I did not touch the old UTF8Length. Mattias did in r52857.
sorry for the mix up
.
in r52857.
we are talking about the same code
Now it is optimized and inlined for the most common 1-byte case but is slightly slower for others.
No the old one still perform better when inlined. (see benchmark)
In practice the net result will be positive because online data always contains ASCII meta-data and markup tags even if text is non-European origin.
That's why I made the utf8 mixed file : 3/8 uc1 (ascii), 2/8 uc2, 2/8 uc3, 1/8 uc4
The whole function is way too big for inlining.
when I say inlining, I don't really mean the UTF8Length itself (doesn't make sense for me) but the inlining of UTF8CharacterLength.
In the same r52857 Mattias improved also the inlined UTF8CharacterLengthFast.
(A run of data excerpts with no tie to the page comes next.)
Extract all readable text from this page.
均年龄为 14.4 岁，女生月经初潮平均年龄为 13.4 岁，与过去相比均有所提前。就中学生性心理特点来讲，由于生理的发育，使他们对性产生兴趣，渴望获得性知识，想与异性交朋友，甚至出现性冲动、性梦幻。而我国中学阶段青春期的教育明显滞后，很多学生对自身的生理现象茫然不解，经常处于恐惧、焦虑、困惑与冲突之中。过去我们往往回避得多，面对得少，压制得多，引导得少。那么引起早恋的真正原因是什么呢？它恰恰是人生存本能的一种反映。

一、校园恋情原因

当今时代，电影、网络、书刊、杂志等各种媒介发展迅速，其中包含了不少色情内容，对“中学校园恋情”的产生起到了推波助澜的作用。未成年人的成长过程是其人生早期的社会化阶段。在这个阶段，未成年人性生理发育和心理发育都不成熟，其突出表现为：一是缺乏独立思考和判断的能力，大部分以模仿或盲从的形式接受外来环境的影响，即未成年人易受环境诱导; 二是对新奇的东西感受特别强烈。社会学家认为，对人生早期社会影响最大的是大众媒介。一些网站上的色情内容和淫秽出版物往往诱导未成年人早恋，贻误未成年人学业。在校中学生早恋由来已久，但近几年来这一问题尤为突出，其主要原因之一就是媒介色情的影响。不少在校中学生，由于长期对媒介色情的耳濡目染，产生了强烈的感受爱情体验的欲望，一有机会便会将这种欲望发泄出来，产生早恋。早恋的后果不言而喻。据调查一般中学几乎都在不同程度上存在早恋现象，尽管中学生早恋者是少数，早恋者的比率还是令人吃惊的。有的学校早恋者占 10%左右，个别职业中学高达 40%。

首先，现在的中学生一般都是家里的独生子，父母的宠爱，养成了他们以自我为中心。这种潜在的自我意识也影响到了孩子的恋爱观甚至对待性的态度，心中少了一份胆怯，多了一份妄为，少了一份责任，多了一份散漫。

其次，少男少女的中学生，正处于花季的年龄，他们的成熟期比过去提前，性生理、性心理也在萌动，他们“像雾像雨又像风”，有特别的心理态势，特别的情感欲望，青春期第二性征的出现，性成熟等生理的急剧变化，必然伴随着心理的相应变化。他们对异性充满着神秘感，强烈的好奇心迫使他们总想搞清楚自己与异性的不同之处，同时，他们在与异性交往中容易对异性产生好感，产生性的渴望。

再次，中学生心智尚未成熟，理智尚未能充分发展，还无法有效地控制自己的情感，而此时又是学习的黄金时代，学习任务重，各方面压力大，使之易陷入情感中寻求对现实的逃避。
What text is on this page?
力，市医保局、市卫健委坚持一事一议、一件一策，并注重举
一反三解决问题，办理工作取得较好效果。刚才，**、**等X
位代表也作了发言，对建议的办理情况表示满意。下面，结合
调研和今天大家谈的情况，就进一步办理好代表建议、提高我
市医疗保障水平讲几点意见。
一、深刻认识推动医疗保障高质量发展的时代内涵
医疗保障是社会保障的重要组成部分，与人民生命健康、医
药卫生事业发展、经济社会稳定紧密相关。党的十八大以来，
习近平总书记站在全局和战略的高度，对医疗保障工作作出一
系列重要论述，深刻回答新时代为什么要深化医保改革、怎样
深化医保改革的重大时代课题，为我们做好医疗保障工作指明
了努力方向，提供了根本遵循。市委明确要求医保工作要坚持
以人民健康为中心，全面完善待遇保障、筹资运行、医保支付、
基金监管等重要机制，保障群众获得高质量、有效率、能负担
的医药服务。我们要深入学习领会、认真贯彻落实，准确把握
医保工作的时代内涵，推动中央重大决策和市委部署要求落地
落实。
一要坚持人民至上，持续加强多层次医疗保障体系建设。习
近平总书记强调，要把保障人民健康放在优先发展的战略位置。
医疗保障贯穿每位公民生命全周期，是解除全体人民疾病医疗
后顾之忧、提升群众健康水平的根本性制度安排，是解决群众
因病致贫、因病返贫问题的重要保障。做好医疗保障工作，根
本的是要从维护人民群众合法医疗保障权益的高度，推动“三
Please take a look.
I'll already benchmark it under the name UTF8LengthFast(alternative)
Did you test with a 64-bit compiler?
No, I never intended to load 64bit of data even in 64bit environment, so I guess PtrUInt should be changed to integer and PPtrUInt to PInteger.
This makes no sense:
case b of
0..127 : inc(Result);
192..223 : inc(Result);
224..239 : inc(Result);
240..247 : inc(Result);
end;
Why not just:
if b in [0..127, 192..247] then inc(Result);
Well this is hilarious, I paused at this block many times and have feeling that something wrong but never gave it deeper though since wouldn't hurt the performance.